Report:
HA 5
Page:
1
Year:
1941
Subject Matter:
Diplomatic and General History
Excerpt:
One of the lesser-known poems of Rudyard Kipling, entitled "The Pro-Consuls", declares:
"They that dig foundations deep,
Fit for realms to rise upon,
Little honour do they reap
Of their generation,
Any more than mountains gain
Stature till we reach the plain."
Which sentiment, broadly applied, covers much of the duty carried out by H. M's Consular services all the world over. More kicks than ha'pence fall to their lot, yet let there but come a time of uncertainty and danger, international or individual; rumours of wars or arbitrary detention of a British subject in a South American calabozo; and a hundred to one it is to the consular office that both the victim and the pseudo-oppressor will apply, the first to get out and the second to justify action which, in the cool light of morning, may seem to have been a trifle high-handed.

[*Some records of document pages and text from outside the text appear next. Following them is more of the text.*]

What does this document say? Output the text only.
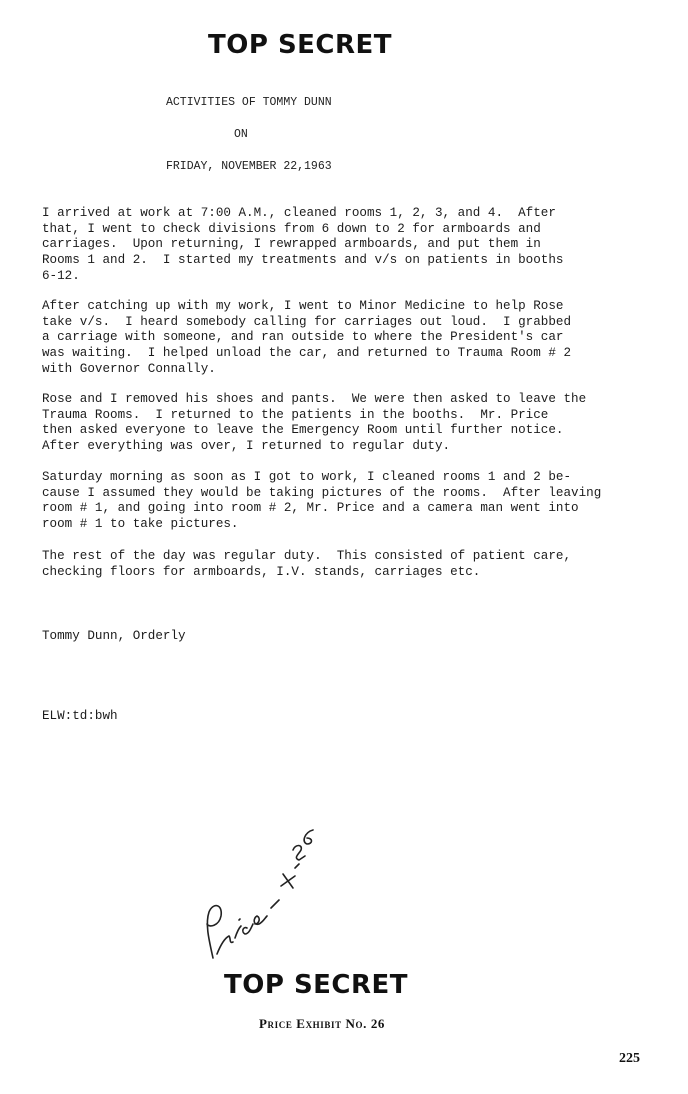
TOP SECRET
ACTIVITIES OF TOMMY DUNN
ON
FRIDAY, NOVEMBER 22,1963
I arrived at work at 7:00 A.M., cleaned rooms 1, 2, 3, and 4.  After
that, I went to check divisions from 6 down to 2 for armboards and
carriages.  Upon returning, I rewrapped armboards, and put them in
Rooms 1 and 2.  I started my treatments and v/s on patients in booths
6-12.
After catching up with my work, I went to Minor Medicine to help Rose
take v/s.  I heard somebody calling for carriages out loud.  I grabbed
a carriage with someone, and ran outside to where the President's car
was waiting.  I helped unload the car, and returned to Trauma Room # 2
with Governor Connally.
Rose and I removed his shoes and pants.  We were then asked to leave the
Trauma Rooms.  I returned to the patients in the booths.  Mr. Price
then asked everyone to leave the Emergency Room until further notice.
After everything was over, I returned to regular duty.
Saturday morning as soon as I got to work, I cleaned rooms 1 and 2 be-
cause I assumed they would be taking pictures of the rooms.  After leaving
room # 1, and going into room # 2, Mr. Price and a camera man went into
room # 1 to take pictures.
The rest of the day was regular duty.  This consisted of patient care,
checking floors for armboards, I.V. stands, carriages etc.
Tommy Dunn, Orderly
ELW:td:bwh
TOP SECRET
Price Exhibit No. 26
225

Yet among the galaxy of names preserved on History's scroll you will look in vain for those of most consuls; Lisbon, curiously enough, provides one of the rare exceptions, thanks in part to the close diplomatic and commercial relations which have existed between Portugal and England for centuries and, in the seventeenth, eighteenth, and early nineteenth centuries, to the unique connection that linked the consular office with "the British Factors and Merchants", that active yet somewhat amorphous body known locally as the "British Factory."